In September, M1 shareholders Keppel Corp. and Singapore Press Holdings (SPH) set up Konnectivity as a special purpose vehicle for the acquisition. Keppel Konnect, a wholly owned subsidiary of Keppel, will hold 80 percent of Konnectivity, while SPH will hold the remaining 20 percent, filings to SGX in September said.
The offer is for all M1 shares it doesn’t already own or control and is conditional on Konnectivity receiving, by the offer’s close, valid acceptances that will result in it obtaining control of more than 50 percent of M1’s shares, the filing to SGX after the market close on Friday said.

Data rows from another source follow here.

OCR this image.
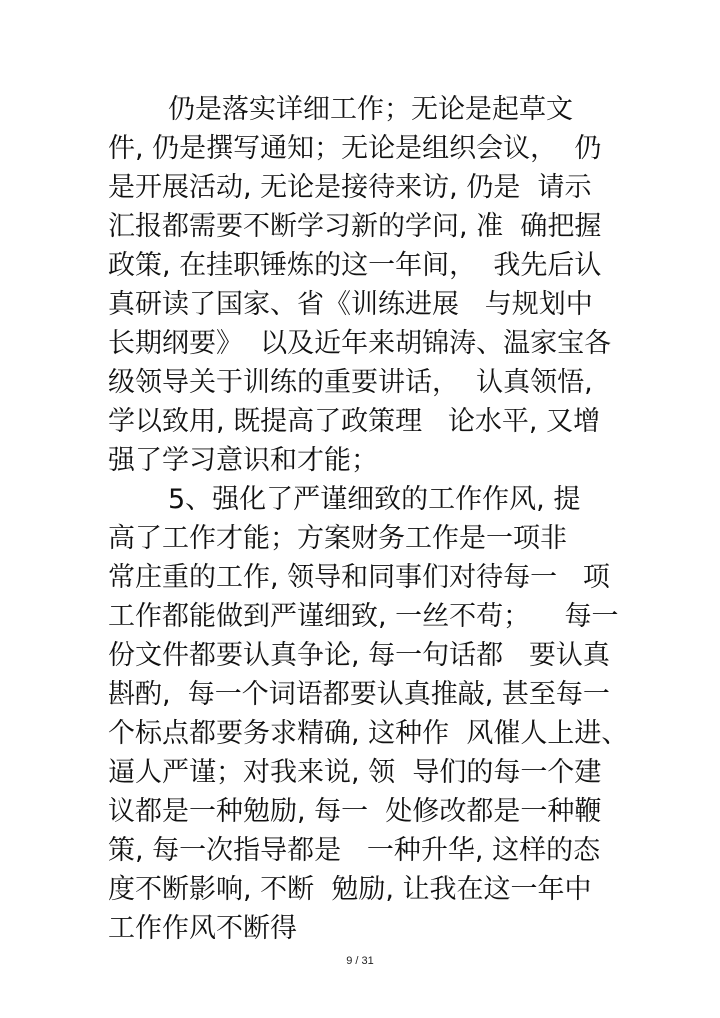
仍是落实详细工作；无论是起草文
件, 仍是撰写通知；无论是组织会议，  仍
是开展活动, 无论是接待来访, 仍是  请示
汇报都需要不断学习新的学问, 准  确把握
政策, 在挂职锤炼的这一年间，  我先后认
真研读了国家、省《训练进展   与规划中
长期纲要》  以及近年来胡锦涛、温家宝各
级领导关于训练的重要讲话，  认真领悟,
学以致用, 既提高了政策理   论水平, 又增
强了学习意识和才能；
5、强化了严谨细致的工作作风, 提
高了工作才能；方案财务工作是一项非
常庄重的工作, 领导和同事们对待每一   项
工作都能做到严谨细致, 一丝不苟；    每一
份文件都要认真争论, 每一句话都   要认真
斟酌,  每一个词语都要认真推敲, 甚至每一
个标点都要务求精确, 这种作  风催人上进、
逼人严谨；对我来说, 领  导们的每一个建
议都是一种勉励, 每一  处修改都是一种鞭
策, 每一次指导都是   一种升华, 这样的态
度不断影响, 不断  勉励, 让我在这一年中
工作作风不断得
9 / 31
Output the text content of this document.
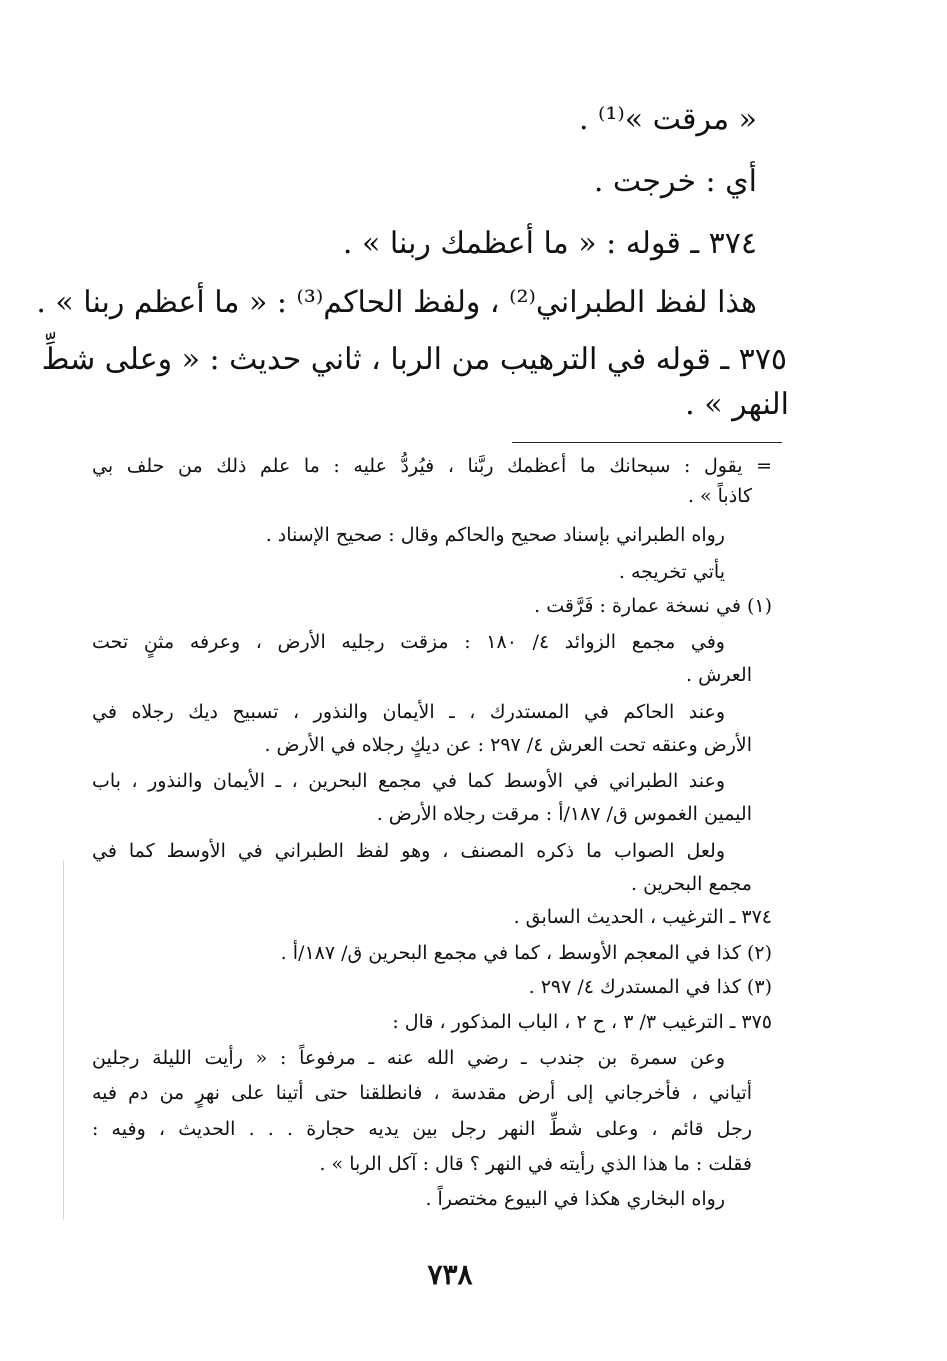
« مرقت »⁽¹⁾ .
أي : خرجت .
٣٧٤ ـ قوله : « ما أعظمك ربنا » .
هذا لفظ الطبراني⁽²⁾ ، ولفظ الحاكم⁽³⁾ : « ما أعظم ربنا » .
٣٧٥ ـ قوله في الترهيب من الربا ، ثاني حديث : « وعلى شطِّ
النهر » .
= يقول : سبحانك ما أعظمك ربَّنا ، فيُردُّ عليه : ما علم ذلك من حلف بي
كاذباً » .
رواه الطبراني بإسناد صحيح والحاكم وقال : صحيح الإسناد .
يأتي تخريجه .
(١) في نسخة عمارة : فَرَّقت .
وفي مجمع الزوائد ٤/ ١٨٠ : مزقت رجليه الأرض ، وعرفه مثنٍ تحت
العرش .
وعند الحاكم في المستدرك ، ـ الأيمان والنذور ، تسبيح ديك رجلاه في
الأرض وعنقه تحت العرش ٤/ ٢٩٧ : عن ديكٍ رجلاه في الأرض .
وعند الطبراني في الأوسط كما في مجمع البحرين ، ـ الأيمان والنذور ، باب
اليمين الغموس ق/ ١٨٧/أ : مرقت رجلاه الأرض .
ولعل الصواب ما ذكره المصنف ، وهو لفظ الطبراني في الأوسط كما في
مجمع البحرين .
٣٧٤ ـ الترغيب ، الحديث السابق .
(٢) كذا في المعجم الأوسط ، كما في مجمع البحرين ق/ ١٨٧/أ .
(٣) كذا في المستدرك ٤/ ٢٩٧ .
٣٧٥ ـ الترغيب ٣/ ٣ ، ح ٢ ، الباب المذكور ، قال :
وعن سمرة بن جندب ـ رضي الله عنه ـ مرفوعاً : « رأيت الليلة رجلين
أتياني ، فأخرجاني إلى أرض مقدسة ، فانطلقنا حتى أتينا على نهرٍ من دم فيه
رجل قائم ، وعلى شطِّ النهر رجل بين يديه حجارة . . . الحديث ، وفيه :
فقلت : ما هذا الذي رأيته في النهر ؟ قال : آكل الربا » .
رواه البخاري هكذا في البيوع مختصراً .
٧٣٨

Konnectivity intends to gain majority control of M1 and if it obtains acceptances of more than 90 percent of M1’s shares, it will delist the telco, it said.
Konnectivity has a deemed interest of around 33.32 percent of M1, with Keppel Telecommunications & Transportation, which is 79 percent owned by Keppel, owning 19.2 percent, while SPH has a 13.45 percent stake held via wholly owned subsidiary SPH Multimedia.

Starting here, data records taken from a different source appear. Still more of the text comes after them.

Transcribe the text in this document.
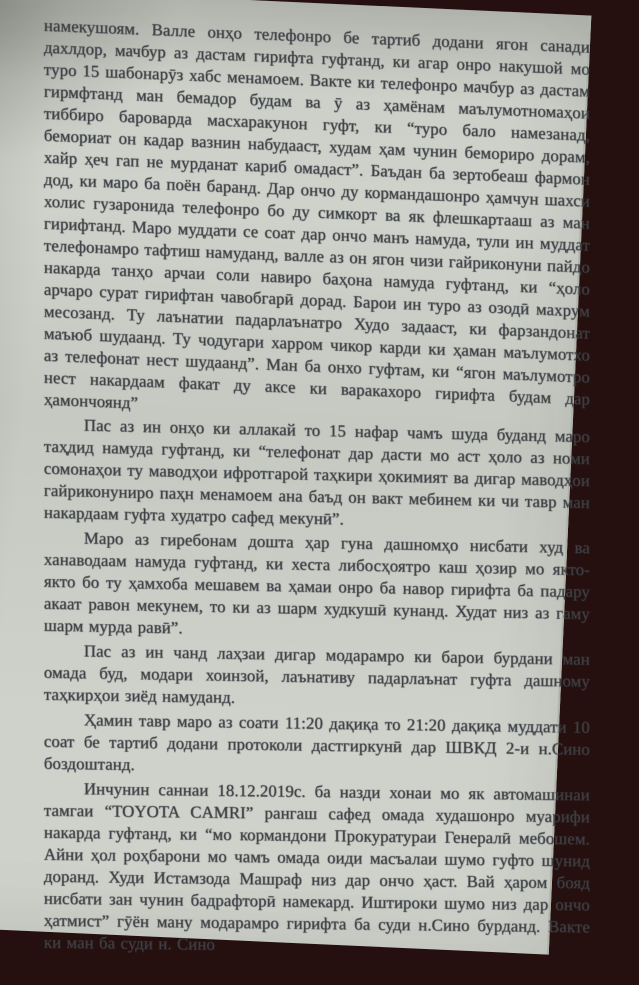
намекушоям. Валле онҳо телефонро бе тартиб додани ягон санади дахлдор, мачбур аз дастам гирифта гуфтанд, ки агар онро накушой мо туро 15 шабонарӯз хабс менамоем. Вакте ки телефонро мачбур аз дастам гирмфтанд ман бемадор будам ва ӯ аз ҳамёнам маълумотномаҳои тиббиро бароварда масхаракунон гуфт, ки “туро бало намезанад, бемориат он кадар вазнин набудааст, худам ҳам чунин бемориро дорам, хайр ҳеч гап не мурданат кариб омадаст”. Баъдан ба зертобеаш фармон дод, ки маро ба поён баранд. Дар ончо ду кормандашонро ҳамчун шахси холис гузаронида телефонро бо ду симкорт ва як флешкартааш аз ман гирифтанд. Маро муддати се соат дар ончо манъ намуда, тули ин муддат телефонамро тафтиш намуданд, валле аз он ягон чизи гайриконуни пайдо накарда танҳо арчаи соли навиро баҳона намуда гуфтанд, ки “ҳоло арчаро сурат гирифтан чавобгарӣ дорад. Барои ин туро аз озодӣ махрум месозанд. Ту лаънатии падарлаънатро Худо задааст, ки фарзандонат маъюб шудаанд. Ту чодугари харром чикор карди ки ҳаман маълумотхо аз телефонат нест шудаанд”. Ман ба онхо гуфтам, ки “ягон маълумотро нест накардаам факат ду аксе ки варакахоро гирифта будам дар ҳамончоянд”

Пас аз ин онҳо ки аллакай то 15 нафар чамъ шуда буданд маро таҳдид намуда гуфтанд, ки “телефонат дар дасти мо аст ҳоло аз номи сомонаҳои ту маводҳои ифротгарой таҳкири ҳокимият ва дигар маводҳои гайриконуниро паҳн менамоем ана баъд он вакт мебинем ки чи тавр ман накардаам гуфта худатро сафед мекунӣ”.

Маро аз гиребонам дошта ҳар гуна дашномҳо нисбати худ ва ханаводаам намуда гуфтанд, ки хеста либосҳоятро каш ҳозир мо якто-якто бо ту ҳамхоба мешавем ва ҳамаи онро ба навор гирифта ба падару акаат равон мекунем, то ки аз шарм худкушӣ кунанд. Худат низ аз гаму шарм мурда равӣ”.

Пас аз ин чанд лаҳзаи дигар модарамро ки барои бурдани ман омада буд, модари хоинзой, лаънативу падарлаънат гуфта дашному таҳкирҳои зиёд намуданд.

Ҳамин тавр маро аз соати 11:20 дақиқа то 21:20 дақиқа муддати 10 соат бе тартиб додани протоколи дастгиркунӣ дар ШВКД 2-и н.Сино боздоштанд.

Инчунин саннаи 18.12.2019с. ба назди хонаи мо як автомашинаи тамгаи “TOYOTA CAMRI” рангаш сафед омада худашонро муарифи накарда гуфтанд, ки “мо кормандони Прокуратураи Генералӣ мебошем. Айни ҳол роҳбарони мо чамъ омада оиди масъалаи шумо гуфто шунид доранд. Худи Истамзода Машраф низ дар ончо ҳаст. Вай ҳаром бояд нисбати зан чунин бадрафторӣ намекард. Иштироки шумо низ дар ончо ҳатмист” гӯён ману модарамро гирифта ба суди н.Сино бурданд. Вакте ки ман ба суди н. Сино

SPH said in September it would roll its M1 stake into Konnectivity and invest up to around S$51.3 million in cash to partially fund the offer, with its effective stake in M1 potentially set to rise to 16.13 percent after the close of the offer.
In September, Malaysia-listed Axiata, which holds around 28.7 percent of M1, indicated it was still reviewing the offer, while a Reuters report at the time, citing a source with direct knowledge of the matter, said the bid was likely to be rejected. Axiata did not immediately respond to Shenton Wire’s emailed request for comment on Friday, which was sent outside of office hours.
At the time the offer was initially announced, it was pre-conditional on receiving all authorizations from the Info-communications Media Development Authority, or IMDA.
On Friday, Konnectivity referred back to the reasons for taking full control of M1.
“The company is facing intensifying competition and industry disruption from the impending launch of a fourth Mobile Network Operator (MNO), as well as the launch of new Mobile Virtual Network Operators (MVNO) in Singapore. Continuing the status quo risks stagnation and further decline in shareholder value,” the filing on Friday said.
The offer is aimed at arresting that decline via “transformational efforts” which are expected to take several years, and which could affect dividends, it said.
The offer price was a 26 percent premium over the last traded price for M1 shares on 21 September, before the offer was announced, it noted. Shares of M1 closed Friday at S$2.10 each.